Regular meetings of the board of directors are led by the chairman of the board, who may also call special meetings from time to time. Presently, Mr. Gottdiener, our chief executive officer, is also the chairman of the board. The board of directors does not require the separation of the offices of chairman of the board and chief executive officer, but deliberates and decides, each time it selects a chairman of the board, whether the roles should be combined or separate, based upon the then current needs of the Company and the board of directors. We believe that the Company is currently best served by having Mr. Gottdiener hold both of these positions. Mr. Gottdiener has been chief executive officer of the Company since its inception, and has extensive familiarity with its operations. We believe that this experience gives Mr. Gottdiener the unique ability to provide unified leadership and direction for the Company's board of directors in establishing its priorities and conducting its discussions. Mr. Gottdiener's combined role as chairman of the board and chief executive officer has also ensured that the Company presents its strategy to shareholders, employees and clients in a consistent manner. In addition, we believe that separating the roles of chief executive officer and chairman of the board would not strengthen our corporate governance or create or enhance long-term value for our stockholders because all of our directors, whether members of management or not, are required to exercise their fiduciary duties in a manner they believe to be in the best interests of the Company and in the best interests of our stockholders. Separating the roles of chief executive officer and chairman of the board would not diminish or augment these fiduciary duties or enhance the independence or performance of the board of directors. Moreover, our board of directors does not believe such a requirement would ensure a balance of power and authority on the board, as each director is an equal participant in meetings and decisions.

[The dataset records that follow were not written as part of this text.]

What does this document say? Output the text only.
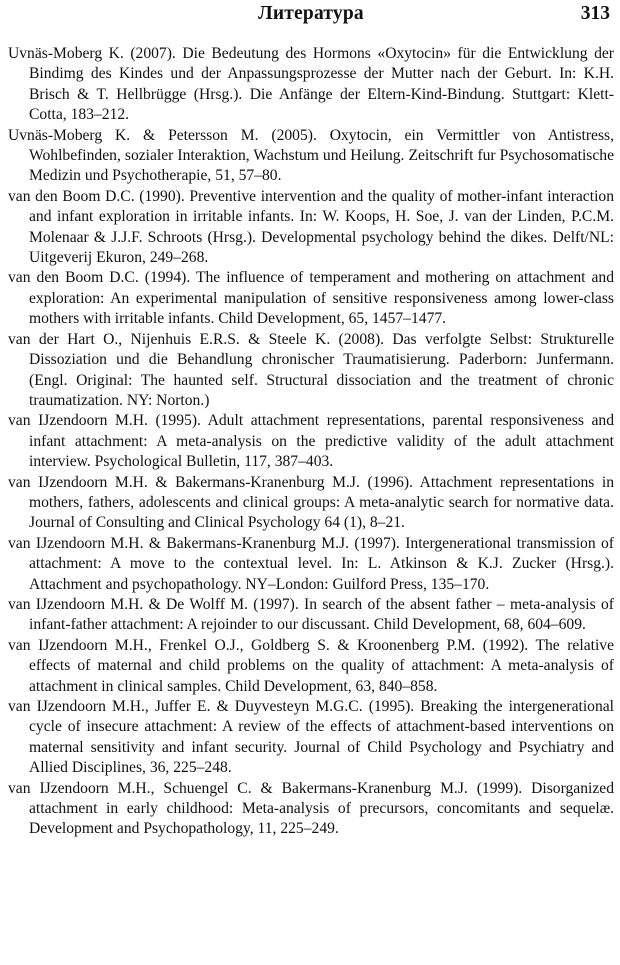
Литература	313
Uvnäs-Moberg K. (2007). Die Bedeutung des Hormons «Oxytocin» für die Entwicklung der Bindimg des Kindes und der Anpassungsprozesse der Mutter nach der Geburt. In: K.H. Brisch & T. Hellbrügge (Hrsg.). Die Anfänge der Eltern-Kind-Bindung. Stuttgart: Klett-Cotta, 183–212.
Uvnäs-Moberg K. & Petersson M. (2005). Oxytocin, ein Vermittler von Antistress, Wohlbefinden, sozialer Interaktion, Wachstum und Heilung. Zeitschrift fur Psychosomatische Medizin und Psychotherapie, 51, 57–80.
van den Boom D.C. (1990). Preventive intervention and the quality of mother-infant interaction and infant exploration in irritable infants. In: W. Koops, H. Soe, J. van der Linden, P.C.M. Molenaar & J.J.F. Schroots (Hrsg.). Developmental psychology behind the dikes. Delft/NL: Uitgeverij Ekuron, 249–268.
van den Boom D.C. (1994). The influence of temperament and mothering on attachment and exploration: An experimental manipulation of sensitive responsiveness among lower-class mothers with irritable infants. Child Development, 65, 1457–1477.
van der Hart O., Nijenhuis E.R.S. & Steele K. (2008). Das verfolgte Selbst: Strukturelle Dissoziation und die Behandlung chronischer Traumatisierung. Paderborn: Junfermann. (Engl. Original: The haunted self. Structural dissociation and the treatment of chronic traumatization. NY: Norton.)
van IJzendoorn M.H. (1995). Adult attachment representations, parental responsiveness and infant attachment: A meta-analysis on the predictive validity of the adult attachment interview. Psychological Bulletin, 117, 387–403.
van IJzendoorn M.H. & Bakermans-Kranenburg M.J. (1996). Attachment representations in mothers, fathers, adolescents and clinical groups: A meta-analytic search for normative data. Journal of Consulting and Clinical Psychology 64 (1), 8–21.
van IJzendoorn M.H. & Bakermans-Kranenburg M.J. (1997). Intergenerational transmission of attachment: A move to the contextual level. In: L. Atkinson & K.J. Zucker (Hrsg.). Attachment and psychopathology. NY–London: Guilford Press, 135–170.
van IJzendoorn M.H. & De Wolff M. (1997). In search of the absent father – meta-analysis of infant-father attachment: A rejoinder to our discussant. Child Development, 68, 604–609.
van IJzendoorn M.H., Frenkel O.J., Goldberg S. & Kroonenberg P.M. (1992). The relative effects of maternal and child problems on the quality of attachment: A meta-analysis of attachment in clinical samples. Child Development, 63, 840–858.
van IJzendoorn M.H., Juffer E. & Duyvesteyn M.G.C. (1995). Breaking the intergenerational cycle of insecure attachment: A review of the effects of attachment-based interventions on maternal sensitivity and infant security. Journal of Child Psychology and Psychiatry and Allied Disciplines, 36, 225–248.
van IJzendoorn M.H., Schuengel C. & Bakermans-Kranenburg M.J. (1999). Disorganized attachment in early childhood: Meta-analysis of precursors, concomitants and sequelæ. Development and Psychopathology, 11, 225–249.
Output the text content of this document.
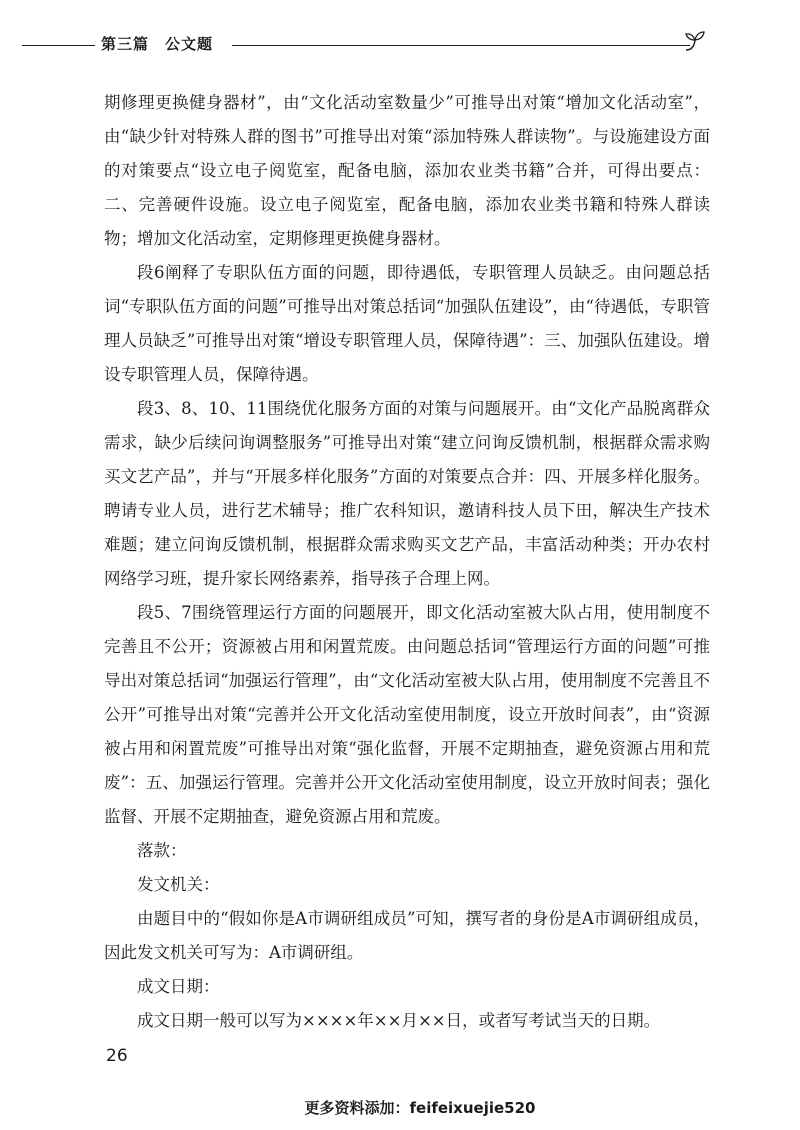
第三篇　公文题

期修理更换健身器材”，由“文化活动室数量少”可推导出对策“增加文化活动室”，由“缺少针对特殊人群的图书”可推导出对策“添加特殊人群读物”。与设施建设方面的对策要点“设立电子阅览室，配备电脑，添加农业类书籍”合并，可得出要点：二、完善硬件设施。设立电子阅览室，配备电脑，添加农业类书籍和特殊人群读物；增加文化活动室，定期修理更换健身器材。

段6阐释了专职队伍方面的问题，即待遇低，专职管理人员缺乏。由问题总括词“专职队伍方面的问题”可推导出对策总括词“加强队伍建设”，由“待遇低，专职管理人员缺乏”可推导出对策“增设专职管理人员，保障待遇”：三、加强队伍建设。增设专职管理人员，保障待遇。

段3、8、10、11围绕优化服务方面的对策与问题展开。由“文化产品脱离群众需求，缺少后续问询调整服务”可推导出对策“建立问询反馈机制，根据群众需求购买文艺产品”，并与“开展多样化服务”方面的对策要点合并：四、开展多样化服务。聘请专业人员，进行艺术辅导；推广农科知识，邀请科技人员下田，解决生产技术难题；建立问询反馈机制，根据群众需求购买文艺产品，丰富活动种类；开办农村网络学习班，提升家长网络素养，指导孩子合理上网。

段5、7围绕管理运行方面的问题展开，即文化活动室被大队占用，使用制度不完善且不公开；资源被占用和闲置荒废。由问题总括词“管理运行方面的问题”可推导出对策总括词“加强运行管理”，由“文化活动室被大队占用，使用制度不完善且不公开”可推导出对策“完善并公开文化活动室使用制度，设立开放时间表”，由“资源被占用和闲置荒废”可推导出对策“强化监督，开展不定期抽查，避免资源占用和荒废”：五、加强运行管理。完善并公开文化活动室使用制度，设立开放时间表；强化监督、开展不定期抽查，避免资源占用和荒废。

落款：

发文机关：

由题目中的“假如你是A市调研组成员”可知，撰写者的身份是A市调研组成员，因此发文机关可写为：A市调研组。

成文日期：

成文日期一般可以写为××××年××月××日，或者写考试当天的日期。

26
更多资料添加：feifeixuejie520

If a Named Executive Officer's employment is terminated prior to the expiration of the term by us without cause or by such executive for good reason, and such executive signs a general release of liability, such executive would be entitled to: (i) any base salary earned, but unpaid through the date of termination and a payment equal to such executive's annual base salary as of the date of termination; (ii) the amount of the most recent annual bonus earned by such executive or, if higher, the target bonus amount as of the date of termination; (iii) any pro rata portion of the annual bonus up to the date of termination (to the extent otherwise earned); (iv) full and immediate vesting of any equity or equity-based awards (including stock options) then held by such executive; (v) should such executive elect continuation of the medical and dental benefits under COBRA, payment of such executive's costs for such coverage for a period of up to one year following the date of termination; and (vi) any other amounts or benefits required to be paid or provided, or which such executive is entitled to receive, as of the date of termination, as provided for under any plan, program, policy, contract or agreement of the Company or any subsidiaries, including any severance plan or policy which is then applicable to such executive.